README
homing_local_planner ROS Package
A simple, easy-to-use, and effective path tracking planner with a complete demo.
The homing_local_planner package implements a plug-in to the nav_core::BaseLocalPlanner of the 2D navigation stack in ROS1 or a plug-in to the nav2_core::Controller of the Nav2 in ROS2. The underlying method called Homing Control has the objective to guide a robot along a reference path, which is a pure pursuit algorithm Implemented based on [1] as reference. And code implementation of the package has some reference to teb_local_planner.

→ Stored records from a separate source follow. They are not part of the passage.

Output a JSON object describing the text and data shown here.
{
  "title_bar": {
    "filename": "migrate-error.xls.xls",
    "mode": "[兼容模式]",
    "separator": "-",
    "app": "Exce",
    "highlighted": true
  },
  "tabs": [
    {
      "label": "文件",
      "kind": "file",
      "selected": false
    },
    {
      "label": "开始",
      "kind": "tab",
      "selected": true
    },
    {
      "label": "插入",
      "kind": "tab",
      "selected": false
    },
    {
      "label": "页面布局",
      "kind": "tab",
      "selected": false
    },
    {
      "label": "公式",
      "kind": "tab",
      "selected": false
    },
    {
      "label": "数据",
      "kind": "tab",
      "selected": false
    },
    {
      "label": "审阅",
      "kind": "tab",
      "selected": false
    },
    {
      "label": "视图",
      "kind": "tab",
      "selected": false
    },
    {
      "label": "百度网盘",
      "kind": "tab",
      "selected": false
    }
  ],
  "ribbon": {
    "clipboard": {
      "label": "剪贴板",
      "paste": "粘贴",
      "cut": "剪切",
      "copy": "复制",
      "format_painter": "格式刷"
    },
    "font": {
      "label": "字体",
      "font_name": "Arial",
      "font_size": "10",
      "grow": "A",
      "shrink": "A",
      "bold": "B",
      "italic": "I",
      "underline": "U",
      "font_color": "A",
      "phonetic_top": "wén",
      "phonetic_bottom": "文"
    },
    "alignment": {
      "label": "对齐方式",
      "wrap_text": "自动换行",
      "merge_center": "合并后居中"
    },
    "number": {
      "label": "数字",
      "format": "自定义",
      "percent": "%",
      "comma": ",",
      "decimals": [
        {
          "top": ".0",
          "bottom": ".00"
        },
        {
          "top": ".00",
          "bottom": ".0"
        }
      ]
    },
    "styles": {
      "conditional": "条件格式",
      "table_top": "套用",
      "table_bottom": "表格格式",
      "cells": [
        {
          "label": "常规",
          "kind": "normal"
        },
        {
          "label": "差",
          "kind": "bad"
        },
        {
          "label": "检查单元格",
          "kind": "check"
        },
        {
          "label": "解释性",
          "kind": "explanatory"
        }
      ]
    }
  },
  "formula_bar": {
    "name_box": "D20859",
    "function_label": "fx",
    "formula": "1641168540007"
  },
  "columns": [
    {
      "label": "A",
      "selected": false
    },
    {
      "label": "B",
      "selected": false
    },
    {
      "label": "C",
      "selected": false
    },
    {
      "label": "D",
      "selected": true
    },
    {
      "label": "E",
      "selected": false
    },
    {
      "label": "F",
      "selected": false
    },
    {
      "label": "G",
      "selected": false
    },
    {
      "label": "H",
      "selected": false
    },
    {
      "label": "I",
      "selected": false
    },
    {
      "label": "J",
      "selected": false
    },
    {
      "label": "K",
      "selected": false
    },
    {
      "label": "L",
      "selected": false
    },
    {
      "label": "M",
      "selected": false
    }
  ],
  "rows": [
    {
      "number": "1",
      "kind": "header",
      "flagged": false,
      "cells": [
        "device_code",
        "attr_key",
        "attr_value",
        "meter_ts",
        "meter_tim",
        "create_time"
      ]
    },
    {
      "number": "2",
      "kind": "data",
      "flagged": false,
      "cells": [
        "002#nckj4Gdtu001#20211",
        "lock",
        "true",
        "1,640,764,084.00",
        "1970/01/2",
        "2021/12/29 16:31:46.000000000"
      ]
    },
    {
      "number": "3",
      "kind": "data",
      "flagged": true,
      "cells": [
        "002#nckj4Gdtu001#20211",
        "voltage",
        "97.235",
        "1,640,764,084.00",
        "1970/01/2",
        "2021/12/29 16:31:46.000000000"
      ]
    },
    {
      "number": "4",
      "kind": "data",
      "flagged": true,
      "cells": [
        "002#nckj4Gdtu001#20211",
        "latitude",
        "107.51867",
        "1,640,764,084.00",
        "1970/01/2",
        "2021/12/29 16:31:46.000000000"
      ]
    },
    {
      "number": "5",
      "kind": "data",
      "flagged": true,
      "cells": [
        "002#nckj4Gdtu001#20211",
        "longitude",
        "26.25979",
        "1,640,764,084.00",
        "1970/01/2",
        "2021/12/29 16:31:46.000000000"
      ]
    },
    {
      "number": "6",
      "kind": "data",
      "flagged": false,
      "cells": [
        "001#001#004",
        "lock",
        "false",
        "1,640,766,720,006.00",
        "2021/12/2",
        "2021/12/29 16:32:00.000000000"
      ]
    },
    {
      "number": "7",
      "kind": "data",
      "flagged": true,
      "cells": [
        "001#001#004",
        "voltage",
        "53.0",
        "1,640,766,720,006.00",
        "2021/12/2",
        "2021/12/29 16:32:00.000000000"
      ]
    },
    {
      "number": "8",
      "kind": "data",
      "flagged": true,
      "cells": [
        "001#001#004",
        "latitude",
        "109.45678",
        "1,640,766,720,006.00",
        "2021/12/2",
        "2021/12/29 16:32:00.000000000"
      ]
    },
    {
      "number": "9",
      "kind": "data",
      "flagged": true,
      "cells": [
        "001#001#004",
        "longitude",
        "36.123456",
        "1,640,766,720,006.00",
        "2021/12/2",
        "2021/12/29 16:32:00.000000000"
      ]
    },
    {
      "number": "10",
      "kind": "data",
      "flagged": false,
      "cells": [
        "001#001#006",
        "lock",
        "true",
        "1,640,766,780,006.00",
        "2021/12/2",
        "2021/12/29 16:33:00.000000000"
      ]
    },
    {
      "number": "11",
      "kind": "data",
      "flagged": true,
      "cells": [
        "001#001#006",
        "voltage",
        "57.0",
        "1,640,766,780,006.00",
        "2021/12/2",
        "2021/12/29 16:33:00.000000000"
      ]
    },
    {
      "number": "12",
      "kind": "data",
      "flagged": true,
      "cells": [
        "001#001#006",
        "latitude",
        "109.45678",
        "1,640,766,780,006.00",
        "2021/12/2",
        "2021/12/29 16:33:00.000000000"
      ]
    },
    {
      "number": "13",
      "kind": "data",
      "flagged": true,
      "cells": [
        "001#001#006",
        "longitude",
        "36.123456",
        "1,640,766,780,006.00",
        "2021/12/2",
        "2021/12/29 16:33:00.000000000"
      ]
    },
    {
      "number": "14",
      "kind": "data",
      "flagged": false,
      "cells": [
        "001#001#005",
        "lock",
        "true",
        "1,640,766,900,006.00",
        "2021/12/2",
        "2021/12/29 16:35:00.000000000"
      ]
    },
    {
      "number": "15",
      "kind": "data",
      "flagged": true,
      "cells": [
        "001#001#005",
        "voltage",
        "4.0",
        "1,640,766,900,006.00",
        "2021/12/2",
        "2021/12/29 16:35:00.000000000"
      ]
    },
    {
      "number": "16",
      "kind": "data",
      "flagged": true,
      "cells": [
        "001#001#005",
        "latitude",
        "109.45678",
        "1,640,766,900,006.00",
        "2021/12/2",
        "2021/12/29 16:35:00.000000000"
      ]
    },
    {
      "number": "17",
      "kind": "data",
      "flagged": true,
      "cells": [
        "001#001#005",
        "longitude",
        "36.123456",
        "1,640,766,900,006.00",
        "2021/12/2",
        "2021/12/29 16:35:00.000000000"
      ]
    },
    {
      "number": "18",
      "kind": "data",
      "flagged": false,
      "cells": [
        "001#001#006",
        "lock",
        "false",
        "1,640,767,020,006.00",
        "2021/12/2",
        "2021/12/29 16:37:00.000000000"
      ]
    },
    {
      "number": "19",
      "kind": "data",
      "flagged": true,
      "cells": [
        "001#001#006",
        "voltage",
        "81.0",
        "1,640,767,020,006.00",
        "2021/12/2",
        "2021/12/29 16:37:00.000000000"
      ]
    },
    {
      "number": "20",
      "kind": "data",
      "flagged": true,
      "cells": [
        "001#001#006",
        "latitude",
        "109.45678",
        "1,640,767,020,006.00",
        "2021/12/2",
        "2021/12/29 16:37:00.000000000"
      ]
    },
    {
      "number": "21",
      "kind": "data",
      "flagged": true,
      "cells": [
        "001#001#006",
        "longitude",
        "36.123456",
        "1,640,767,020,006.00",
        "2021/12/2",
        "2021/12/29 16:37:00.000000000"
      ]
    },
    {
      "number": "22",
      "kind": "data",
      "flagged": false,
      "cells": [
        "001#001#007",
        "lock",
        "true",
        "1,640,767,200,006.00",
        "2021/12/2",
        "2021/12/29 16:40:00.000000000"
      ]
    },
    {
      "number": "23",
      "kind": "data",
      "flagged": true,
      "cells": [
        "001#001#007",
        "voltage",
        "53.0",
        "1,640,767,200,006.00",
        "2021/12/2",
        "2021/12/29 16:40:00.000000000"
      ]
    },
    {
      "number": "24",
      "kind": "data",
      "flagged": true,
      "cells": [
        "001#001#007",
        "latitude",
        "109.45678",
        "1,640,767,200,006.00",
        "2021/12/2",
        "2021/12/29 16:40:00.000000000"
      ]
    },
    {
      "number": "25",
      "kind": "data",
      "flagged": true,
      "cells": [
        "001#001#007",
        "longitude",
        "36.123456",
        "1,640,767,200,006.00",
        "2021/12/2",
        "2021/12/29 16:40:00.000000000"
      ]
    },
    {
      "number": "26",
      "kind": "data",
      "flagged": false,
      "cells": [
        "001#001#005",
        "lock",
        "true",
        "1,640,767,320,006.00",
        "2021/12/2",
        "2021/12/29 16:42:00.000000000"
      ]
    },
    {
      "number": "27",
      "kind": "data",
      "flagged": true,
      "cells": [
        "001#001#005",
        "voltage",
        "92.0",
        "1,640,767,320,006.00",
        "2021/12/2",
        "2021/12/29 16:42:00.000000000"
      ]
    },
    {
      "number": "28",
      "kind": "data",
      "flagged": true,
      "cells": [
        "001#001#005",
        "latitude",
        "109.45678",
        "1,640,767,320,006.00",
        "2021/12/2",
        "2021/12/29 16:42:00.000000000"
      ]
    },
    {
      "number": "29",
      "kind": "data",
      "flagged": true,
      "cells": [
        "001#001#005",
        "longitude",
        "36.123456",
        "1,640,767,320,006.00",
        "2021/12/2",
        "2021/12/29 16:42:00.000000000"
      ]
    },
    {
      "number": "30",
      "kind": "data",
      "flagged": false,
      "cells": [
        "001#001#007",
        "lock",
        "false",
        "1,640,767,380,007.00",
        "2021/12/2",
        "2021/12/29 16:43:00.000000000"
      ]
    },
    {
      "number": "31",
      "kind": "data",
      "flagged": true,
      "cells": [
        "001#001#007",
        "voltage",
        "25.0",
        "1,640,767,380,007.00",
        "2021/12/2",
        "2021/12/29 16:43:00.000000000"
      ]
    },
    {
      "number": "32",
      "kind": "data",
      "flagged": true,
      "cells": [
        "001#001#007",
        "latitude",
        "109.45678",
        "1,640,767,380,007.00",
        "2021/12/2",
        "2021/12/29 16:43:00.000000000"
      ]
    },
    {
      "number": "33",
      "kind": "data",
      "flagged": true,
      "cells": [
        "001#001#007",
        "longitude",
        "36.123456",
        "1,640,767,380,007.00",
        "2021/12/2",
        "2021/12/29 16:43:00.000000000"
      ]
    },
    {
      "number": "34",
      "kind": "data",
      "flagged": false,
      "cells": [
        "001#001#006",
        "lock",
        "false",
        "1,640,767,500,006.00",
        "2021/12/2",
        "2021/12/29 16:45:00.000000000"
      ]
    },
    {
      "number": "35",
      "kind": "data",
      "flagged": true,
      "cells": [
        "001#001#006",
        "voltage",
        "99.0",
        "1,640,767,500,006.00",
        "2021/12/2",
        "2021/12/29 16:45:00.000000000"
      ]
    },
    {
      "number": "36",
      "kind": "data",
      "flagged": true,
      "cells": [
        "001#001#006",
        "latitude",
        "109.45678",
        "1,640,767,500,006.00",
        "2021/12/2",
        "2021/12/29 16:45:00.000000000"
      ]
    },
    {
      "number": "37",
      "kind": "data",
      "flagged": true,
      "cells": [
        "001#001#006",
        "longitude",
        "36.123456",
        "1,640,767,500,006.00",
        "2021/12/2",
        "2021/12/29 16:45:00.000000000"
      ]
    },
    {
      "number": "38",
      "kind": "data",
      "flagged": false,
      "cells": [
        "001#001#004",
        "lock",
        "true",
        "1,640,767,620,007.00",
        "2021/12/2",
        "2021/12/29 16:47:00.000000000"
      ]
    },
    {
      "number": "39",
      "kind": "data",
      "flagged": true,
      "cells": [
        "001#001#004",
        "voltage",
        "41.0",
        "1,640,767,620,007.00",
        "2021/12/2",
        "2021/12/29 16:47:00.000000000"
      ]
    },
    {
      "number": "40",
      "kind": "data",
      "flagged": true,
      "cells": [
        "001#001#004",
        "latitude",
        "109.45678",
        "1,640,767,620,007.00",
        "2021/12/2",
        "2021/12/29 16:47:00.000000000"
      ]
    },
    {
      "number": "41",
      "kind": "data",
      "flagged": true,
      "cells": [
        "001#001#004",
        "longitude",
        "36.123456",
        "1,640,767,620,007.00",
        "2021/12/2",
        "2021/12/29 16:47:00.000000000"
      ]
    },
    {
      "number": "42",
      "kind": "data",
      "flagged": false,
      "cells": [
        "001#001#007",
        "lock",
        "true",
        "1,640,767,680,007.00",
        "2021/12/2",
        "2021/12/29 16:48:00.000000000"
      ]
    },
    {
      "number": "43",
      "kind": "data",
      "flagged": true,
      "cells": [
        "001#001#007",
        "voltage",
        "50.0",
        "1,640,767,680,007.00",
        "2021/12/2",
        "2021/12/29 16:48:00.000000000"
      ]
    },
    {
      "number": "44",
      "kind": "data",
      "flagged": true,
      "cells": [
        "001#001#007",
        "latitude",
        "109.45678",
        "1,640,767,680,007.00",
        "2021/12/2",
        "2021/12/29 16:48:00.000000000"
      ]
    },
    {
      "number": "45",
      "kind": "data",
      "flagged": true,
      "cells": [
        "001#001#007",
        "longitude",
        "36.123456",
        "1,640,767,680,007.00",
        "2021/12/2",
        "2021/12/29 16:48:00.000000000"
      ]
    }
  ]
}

This scheme considers a dynamic goal pose on the path located some distance ahead of the robots current pose. The robot is supposed to chase the moving goal pose (look-ahead pose) on the path. This path tracking strategy is similar to human drivers that steer a vehicle towards a dynamic lookahead point on the road, which distance depends on the vehicle speed, road curvature and visibility. The obstacle avoidance feature is currently not designed to allow for detours and exploration. When an obstacle appears on its planned path, the robot slows down or stops until the obstacle is cleared, just like a rail vehicle.
Install
Git clone this repository and checkout the corresponding branch, then compile.
cd ~/your_ws/src
git clone https://github.com/zengxiaolei/homing_local_planner.git
cd ..
colcon_build / catkin_make
Parameter
Robot:
max_vel_x: maximum velocity in the x direction of the robot
max_vel_theta: maximum angular velocity of the robot
acc_lim_x: maximum translational acceleration of the robot
acc_lim_theta: maximum angular acceleration of the robot
min_turn_radius: minimum turning radius of the robot
turn_around_priority: if true, the robot preferentially adjusts the orientation to fit the direction of the path
stop_dist: When the Euclidean distance between the nearest lethal point on planned path and the robot frame origin is less than this distance, the robot stops
dec_dist: When the Euclidean distance between the nearest lethal point on planned path and the robot frame origin is less than this distance, the robot slows down
Trajectory:
max_global_plan_lookahead_dist: specify maximum length (cumulative Euclidean distances) of the subset of the global plan taken into account for optimization
global_plan_viapoint_sep: min. separation between each two consecutive via-points extracted from the global plan
global_plan_goal_sep: min. separation between the last via-point and goal pose
global_plan_prune_distance: distance between robot and via_points of global plan which is used for pruning
Goal Tolerance:
yaw_goal_tolerance: allowed final orientation(yaw) error
xy_goal_tolerance: allowed final euclidean distance to the goal position
Optimization:
k_rho: proportional parameter for linear velocity adjustment based on the Euclidean distance of the robot position to the current target
k_alpha: proportional parameter for angular velocity adjustment based on the tangential angle of the target position in the robot’s frame of reference
k_phi: proportional parameter for angular velocity adjustment based on the difference between the robot’s orientation(yaw) and the current target orientation(yaw)
Run and Demo
3D Webots Simulator for ROS2 Humble
Firstly make sure the simulation platform is installed.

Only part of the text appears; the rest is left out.